Why Should I Hire a Lawyer When Facing Domestic Assault Charges?
Often, individuals facing domestic violence charges are reluctant to hire an attorney. They may believe it’s easier to simply plead guilty, or they may believe there’s no way to prove they aren’t guilty of the charges. In either case, going to court without proper legal representation can be a costly mistake. An attorney can use his expertise to ensure you get a fair trial and may give you your best chance for proving that you’re not guilty of the charges.
Preparing for the Trial
Getting ready for your trial and developing a strong defense strategy is just as important as the trial itself. One of the key components of any trial is the discovery phase, which allows each side to ask questions, depose witnesses, and examine evidence. This process ensures that both the defense and the plaintiff have had access to the same information, so they won’t be taken by surprise at trial.
While this may sound like a simple process, it’s important that the right information be requested. While there’s no rule that says an attorney must be involved in this process, an experienced domestic violence defense lawyer will know which documents are most relevant to a defense.
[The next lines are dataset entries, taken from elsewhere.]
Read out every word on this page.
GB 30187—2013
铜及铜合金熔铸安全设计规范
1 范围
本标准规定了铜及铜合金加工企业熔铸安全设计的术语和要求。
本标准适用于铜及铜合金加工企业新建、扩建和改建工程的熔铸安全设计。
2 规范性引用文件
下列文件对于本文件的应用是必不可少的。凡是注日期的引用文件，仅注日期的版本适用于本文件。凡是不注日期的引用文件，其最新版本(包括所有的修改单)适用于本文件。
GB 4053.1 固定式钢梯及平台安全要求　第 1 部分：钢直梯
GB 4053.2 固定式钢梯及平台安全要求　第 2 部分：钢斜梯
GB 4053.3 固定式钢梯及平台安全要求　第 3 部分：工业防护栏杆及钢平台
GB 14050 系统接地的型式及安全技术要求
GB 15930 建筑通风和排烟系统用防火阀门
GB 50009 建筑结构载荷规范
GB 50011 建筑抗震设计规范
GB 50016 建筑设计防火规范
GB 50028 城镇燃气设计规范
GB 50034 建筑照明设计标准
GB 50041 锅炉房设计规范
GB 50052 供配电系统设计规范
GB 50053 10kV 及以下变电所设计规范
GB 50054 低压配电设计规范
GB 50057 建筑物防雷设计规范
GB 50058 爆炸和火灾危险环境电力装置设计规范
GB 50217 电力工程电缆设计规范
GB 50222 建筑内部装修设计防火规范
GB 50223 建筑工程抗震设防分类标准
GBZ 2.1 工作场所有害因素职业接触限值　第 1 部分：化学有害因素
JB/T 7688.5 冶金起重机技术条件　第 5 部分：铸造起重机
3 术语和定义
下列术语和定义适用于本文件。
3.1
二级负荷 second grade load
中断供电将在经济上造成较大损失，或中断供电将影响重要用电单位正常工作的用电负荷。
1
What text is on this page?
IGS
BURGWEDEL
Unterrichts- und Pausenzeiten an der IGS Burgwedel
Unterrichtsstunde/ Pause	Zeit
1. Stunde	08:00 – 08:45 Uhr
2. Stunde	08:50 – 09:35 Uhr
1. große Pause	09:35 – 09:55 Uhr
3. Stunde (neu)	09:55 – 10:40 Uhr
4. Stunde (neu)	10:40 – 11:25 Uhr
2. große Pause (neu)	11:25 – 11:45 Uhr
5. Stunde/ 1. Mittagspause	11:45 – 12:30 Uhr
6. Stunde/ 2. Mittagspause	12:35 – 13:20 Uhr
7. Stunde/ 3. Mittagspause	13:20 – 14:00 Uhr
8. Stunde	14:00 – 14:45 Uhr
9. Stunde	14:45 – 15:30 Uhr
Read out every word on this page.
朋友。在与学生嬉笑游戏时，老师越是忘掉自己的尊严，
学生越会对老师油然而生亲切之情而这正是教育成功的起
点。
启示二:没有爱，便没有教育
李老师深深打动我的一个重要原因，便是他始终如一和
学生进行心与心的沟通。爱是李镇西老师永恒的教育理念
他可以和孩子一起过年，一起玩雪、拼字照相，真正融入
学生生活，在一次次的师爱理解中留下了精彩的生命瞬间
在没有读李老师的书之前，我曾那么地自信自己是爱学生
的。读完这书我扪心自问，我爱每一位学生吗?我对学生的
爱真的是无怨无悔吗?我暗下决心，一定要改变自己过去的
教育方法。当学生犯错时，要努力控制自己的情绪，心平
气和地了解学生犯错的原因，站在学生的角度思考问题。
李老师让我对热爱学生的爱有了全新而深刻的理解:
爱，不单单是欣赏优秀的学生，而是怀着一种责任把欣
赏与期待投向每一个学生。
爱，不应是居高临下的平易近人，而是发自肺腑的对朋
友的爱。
The average person may not understand how certain facts in a case can play a part in an individual’s defense, or which items may not be admissible as evidence in court.
Commonly, these documents can help your defense attorney improve your chances for a positive outcome at trial:
- Medical records for injuries suffered by the plaintiff
- List of witnesses for the plaintiff, including expert witnesses
- Copies of all evidence, which may include photographs, video or voice recordings, and other physical items
- Domestic violence police reports
- Written police or court statements filed by the plaintiff
- Transcripts of the temporary restraining order (TRO) hearing
- If you have received a demand, claim or notice of a lawsuit for an alleged ADA violation, firms like Nehora Law Firm can provide you with the necessary legal advice in order to fight any charges.
Defending Against a Domestic Assault Charge
There are three primary defenses against a domestic assault charge. The defendant may choose to plead not guilty on the grounds that he or she was not involved in the incident that caused the injuries. This can be difficult to prove and may be especially problematic without the expertise of a domestic assault lawyer. If the plaintiff can provide evidence and witnesses that establish you were involved in the incident, this type of defense strategy is likely to fail.
Secondly, there’s the self-defense doctrine, which can be applied to domestic violence cases, as well as to other types of assaults. You must be able to show that you caused the injuries as a result of defending yourself against “imminent bodily harm,” which the plaintiff was attempting to inflict. The degree of force the defendant used must be that which any reasonable person would use in similar circumstances. In this defense strategy, your attorney will have to show that the force used was necessary to protect against the unlawful show of force perpetrated by the plaintiff.
Finally, a third defense is to prove that the charges are resulting from a de minimis infraction. This means that the act was too minor and shouldn’t fall under the jurisdiction of a criminal court. Under some circumstances, an injury may result accidentally, or where the defendant never intended to cause harm. For instance, grabbing an individual’s wrist and causing a sprain, where the act was meant to prevent them from falling. In these types of situations, a de minimis infraction defense may be the best course of action.
A domestic assault conviction can have long-lasting consequences. In addition to incarceration or probation, a conviction can result in a loss of your living situation or employment and it may affect your custody rights as a parent. This is why it’s so important to work with an experienced domestic violence attorneys, such as William Hanlon Tampa Criminal Attorney. An initial consultation will help you understand your rights and gain a professional assessment of your situation.